Franchise de TVA et facturation électronique répondent à deux questions différentes. La première détermine si vous collectez la taxe. La seconde fixe le format et le circuit de vos factures. Un chauffeur VTC peut donc ne pas facturer de TVA tout en étant concerné par la réforme. Un dépassement de seuil modifie son traitement fiscal, mais pas le circuit électronique.
Franchise en base : pourquoi elle ne vous sort pas de la réforme
La franchise en base fait de vous un assujetti à la TVA non redevable. Vous exercez bien une activité économique entrant dans le champ de la TVA, mais vous êtes dispensé de la collecter et de la reverser tant que vous remplissez les conditions du régime. En contrepartie, vous ne déduisez pas la TVA payée sur vos achats professionnels.
Ce statut d'assujetti suffit pour être concerné par la facturation électronique. La DGFiP l'indique explicitement : la réforme s'applique aussi aux microentrepreneurs et aux entreprises en franchise en base, indépendamment de leur chiffre d'affaires ou de leur forme juridique.

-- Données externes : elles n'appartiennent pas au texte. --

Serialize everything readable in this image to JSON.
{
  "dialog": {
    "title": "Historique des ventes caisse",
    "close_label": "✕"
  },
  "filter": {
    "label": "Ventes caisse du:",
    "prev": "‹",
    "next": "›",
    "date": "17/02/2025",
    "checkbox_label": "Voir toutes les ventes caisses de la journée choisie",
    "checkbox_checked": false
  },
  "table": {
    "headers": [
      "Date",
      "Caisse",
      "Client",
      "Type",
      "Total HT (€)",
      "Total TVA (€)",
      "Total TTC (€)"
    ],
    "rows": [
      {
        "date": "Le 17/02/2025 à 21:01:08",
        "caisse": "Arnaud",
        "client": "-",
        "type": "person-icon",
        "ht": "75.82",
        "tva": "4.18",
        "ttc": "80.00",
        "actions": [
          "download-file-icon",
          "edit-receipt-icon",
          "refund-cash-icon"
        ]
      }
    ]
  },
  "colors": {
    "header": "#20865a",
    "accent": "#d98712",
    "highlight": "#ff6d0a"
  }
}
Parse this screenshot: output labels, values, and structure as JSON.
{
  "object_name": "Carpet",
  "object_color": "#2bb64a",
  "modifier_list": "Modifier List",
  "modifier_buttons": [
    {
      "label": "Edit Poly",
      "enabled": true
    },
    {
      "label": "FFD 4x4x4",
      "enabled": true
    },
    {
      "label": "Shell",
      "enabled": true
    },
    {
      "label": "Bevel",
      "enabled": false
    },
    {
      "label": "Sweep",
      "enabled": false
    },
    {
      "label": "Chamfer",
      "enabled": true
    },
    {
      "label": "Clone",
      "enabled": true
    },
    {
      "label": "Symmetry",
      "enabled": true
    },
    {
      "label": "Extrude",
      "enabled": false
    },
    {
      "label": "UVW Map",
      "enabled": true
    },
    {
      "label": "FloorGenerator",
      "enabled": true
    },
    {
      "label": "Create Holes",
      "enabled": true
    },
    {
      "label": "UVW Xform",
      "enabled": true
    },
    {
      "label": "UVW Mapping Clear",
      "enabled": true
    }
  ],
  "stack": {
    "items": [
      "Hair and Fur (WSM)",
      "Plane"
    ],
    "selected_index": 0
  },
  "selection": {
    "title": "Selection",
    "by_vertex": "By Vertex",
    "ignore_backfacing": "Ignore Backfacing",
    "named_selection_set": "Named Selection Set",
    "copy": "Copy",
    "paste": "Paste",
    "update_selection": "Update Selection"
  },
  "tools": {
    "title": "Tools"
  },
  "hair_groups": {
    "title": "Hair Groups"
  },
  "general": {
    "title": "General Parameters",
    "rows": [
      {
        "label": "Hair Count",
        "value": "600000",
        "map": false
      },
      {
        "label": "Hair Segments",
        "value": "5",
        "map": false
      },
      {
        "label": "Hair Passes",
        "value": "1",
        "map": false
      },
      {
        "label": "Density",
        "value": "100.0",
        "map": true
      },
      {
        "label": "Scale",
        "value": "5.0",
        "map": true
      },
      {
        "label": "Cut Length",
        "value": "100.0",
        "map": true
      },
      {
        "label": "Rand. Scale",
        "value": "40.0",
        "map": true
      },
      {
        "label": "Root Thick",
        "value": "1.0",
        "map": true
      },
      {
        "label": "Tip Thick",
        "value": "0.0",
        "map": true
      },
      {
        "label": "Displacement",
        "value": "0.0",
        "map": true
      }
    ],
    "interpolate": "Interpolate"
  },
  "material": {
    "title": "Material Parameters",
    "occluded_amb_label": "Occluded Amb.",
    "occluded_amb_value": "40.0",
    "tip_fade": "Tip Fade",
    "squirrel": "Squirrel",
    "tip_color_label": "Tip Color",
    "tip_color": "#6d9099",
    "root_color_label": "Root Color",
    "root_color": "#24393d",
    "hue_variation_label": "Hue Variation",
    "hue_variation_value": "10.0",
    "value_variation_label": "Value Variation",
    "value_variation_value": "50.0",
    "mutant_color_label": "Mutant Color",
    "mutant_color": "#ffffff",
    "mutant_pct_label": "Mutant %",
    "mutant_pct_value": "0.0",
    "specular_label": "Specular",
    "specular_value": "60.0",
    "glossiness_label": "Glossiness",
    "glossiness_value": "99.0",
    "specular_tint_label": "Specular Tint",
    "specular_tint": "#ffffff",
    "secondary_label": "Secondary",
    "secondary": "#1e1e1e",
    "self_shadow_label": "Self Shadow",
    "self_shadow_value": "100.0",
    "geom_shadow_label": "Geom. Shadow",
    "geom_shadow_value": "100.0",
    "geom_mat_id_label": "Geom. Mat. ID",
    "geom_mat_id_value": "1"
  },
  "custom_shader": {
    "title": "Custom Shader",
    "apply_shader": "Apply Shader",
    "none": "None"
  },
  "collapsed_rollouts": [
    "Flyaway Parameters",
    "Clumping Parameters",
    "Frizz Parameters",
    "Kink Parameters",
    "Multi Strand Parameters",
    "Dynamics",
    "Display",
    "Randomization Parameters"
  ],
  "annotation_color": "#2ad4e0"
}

Votre franchise ne constitue donc pas une dérogation à la réforme. Elle détermine seulement la manière dont la TVA apparaît, ou plutôt n'apparaît pas, sur vos factures. Pour le fonctionnement général du régime, ses avantages et ses limites, consultez notre guide dédié à la TVA du chauffeur VTC.
Ce qui change, et ce qui ne change pas
À partir de la réforme, une facture B2B française ne peut plus être un simple PDF envoyé par courriel. Elle doit contenir des données structurées et être transmise par une plateforme agréée. Factur-X fait partie des formats admis : il associe une représentation PDF lisible à un fichier XML exploitable par les logiciels.
En revanche, la réforme ne transforme pas automatiquement une entreprise franchisée en entreprise redevable de la TVA. Tant que vous bénéficiez de l'article 293 B du CGI :
- vous ne collectez pas la TVA auprès de vos clients ;
- vous ne faites pas apparaître de montant de TVA sur vos factures ;
- vous ne déduisez pas la TVA sur votre carburant, votre véhicule ou vos autres dépenses ;
- vous conservez la mention légale propre à la franchise.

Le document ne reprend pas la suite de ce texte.